Firstly, as set out above, profit is not a determining element of the price of production. Each capital has to take the average profit as given, which results from the action of capital on capital, via competition. The individual capitalists do not have some subjective notion of a minimum rate of profit below which they will not invest, as Ricardo is led to believe, because he has no objective basis for determining the average rate of profit. This is also a problem with all those theories of crisis that base themselves on the law of falling profits.

Unlike landed property, or interest-bearing capital, which has no objective spur to always lend greater amounts of land or money-capital, productive-capital is always forced to accumulate, because such accumulation is the only way for each capital to beat the competition, and those capitals that do not beat the competition are themselves beaten and die.

Even where additional investment leads to a lower rate of profit, therefore, industrial capitals are led to undertake such investment, in conditions where the market is expanding, because if they do not, their competitors will. As Marx says, if such investment leads to overproduction, each capital will not blame its own investment, but that of its competitors. Ricardo believes that,

“If the capitalist found that the £1,000 did not yield the usual profit, he would not invest it. The production of the additional food would not take place. If it were necessary for the additional demand, then the demand would have to raise the price, i.e., the market-price, until it yielded the profit. Thus profit—in contradistinction to rent—enters as a constituent element, not because it creates the value of the product, but because the product itself would not be created if its price did not rise high enough to pay the usual rate of profit as well as the capital expended. In this case, however, it is not necessary for it to rise so high as to pay rent. Hence, there exists an essential difference between rent and profit, and in a certain sense, it can be said that profit is a constituent element of price, whereas rent is not.” (p 334)

But, Marx says, this is only correct in this specific case, and it is only correct here, “because in this case landed property cannot confront capital as landed property, thus the very combination [of circumstances] under which rent, absolute rent, is formed, is not present—according to the assumption. The additional corn produced with the second investment of £1,000, provided the market-value remains the same, in other words when an additional demand arises only on the assumption that the price remains the same, must be sold below its value at the cost-price. This additional produce of the £1,000 thus occurs under the same circumstances as when new worse land is cultivated, which does not determine the market-value, but can provide the additional supply only on the condition that it supplies it at the previously existing market-value, i.e., at a price determined independently of this new production. (p 334)

In other words, this is a situation, as described previously, in relation to differential value. Existing supply cannot meet demand. A small additional amount of land, or in this case capital, expended on the worst existing land, provides the additional supply. Demand and supply are then in balance, at the existing market price. But, this market price is not sufficient to cover the absolute rent and average profit. For this additional land or capital, it is as though there is a negative differential rent. But, it is manifest in either a reduction, or as here, the negation of the absolute rent.

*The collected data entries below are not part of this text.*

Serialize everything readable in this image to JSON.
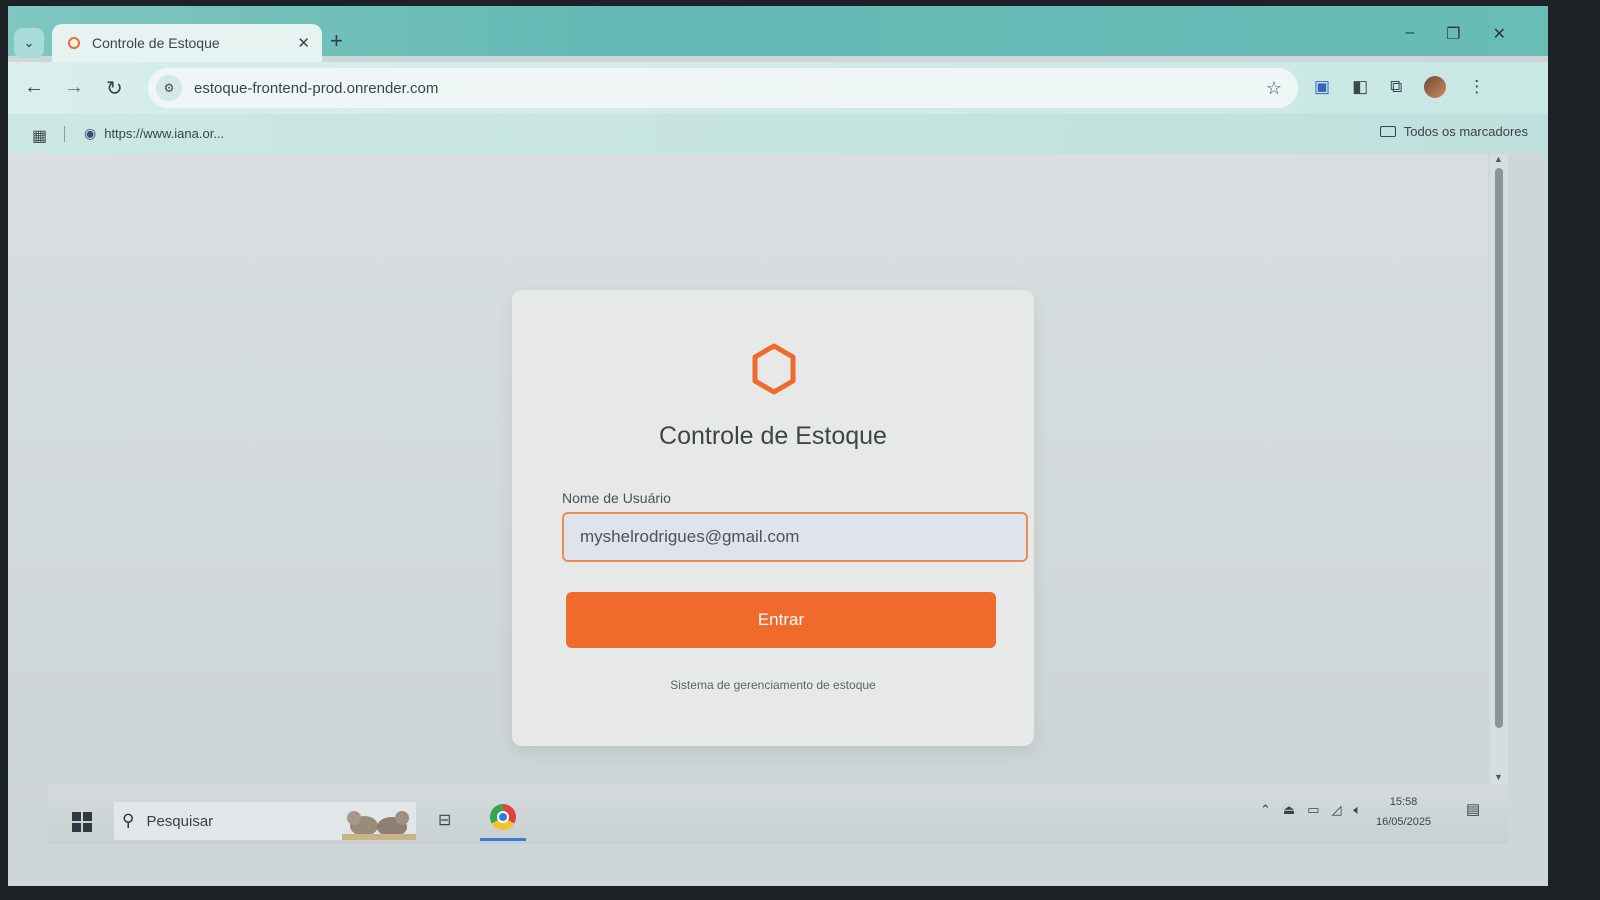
{
  "browser": {
    "tab_title": "Controle de Estoque",
    "tab_close": "✕",
    "new_tab": "+",
    "url": "estoque-frontend-prod.onrender.com",
    "bookmark_url": "https://www.iana.or...",
    "all_bookmarks": "Todos os marcadores"
  },
  "login": {
    "title": "Controle de Estoque",
    "username_label": "Nome de Usuário",
    "username_value": "myshelrodrigues@gmail.com",
    "submit_label": "Entrar",
    "footer": "Sistema de gerenciamento de estoque"
  },
  "taskbar": {
    "search_placeholder": "Pesquisar",
    "time": "15:58",
    "date": "16/05/2025"
  },
  "colors": {
    "accent": "#ef6a2b",
    "tabstrip": "#63b8b3"
  },
  "icons": [
    "tab-search-icon",
    "back-icon",
    "forward-icon",
    "reload-icon",
    "site-info-icon",
    "star-icon",
    "translate-icon",
    "reading-list-icon",
    "extensions-icon",
    "avatar",
    "menu-icon",
    "apps-icon",
    "folder-icon",
    "hexagon-logo-icon",
    "windows-start-icon",
    "search-icon",
    "task-view-icon",
    "chrome-icon",
    "chevron-up-icon",
    "notification-icon"
  ]
}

“Under these circumstances it depends entirely on the relative fertility of the additional soil whether it yields a rent precisely because it does not determine the market-value. It is just the same with the additional £1,000 on the old land. And for this very reason, Ricardo concludes conversely, that the additional land or the additional amount of capital determines the market-value because, with a given, quite independently determined market-value, the price of its product yields not rent, but only profit, and only covers the cost-price but not the value of the product. This is a contradiction in terms.” (p 334)

It is also, at heart, the basis of marginalist theories of value.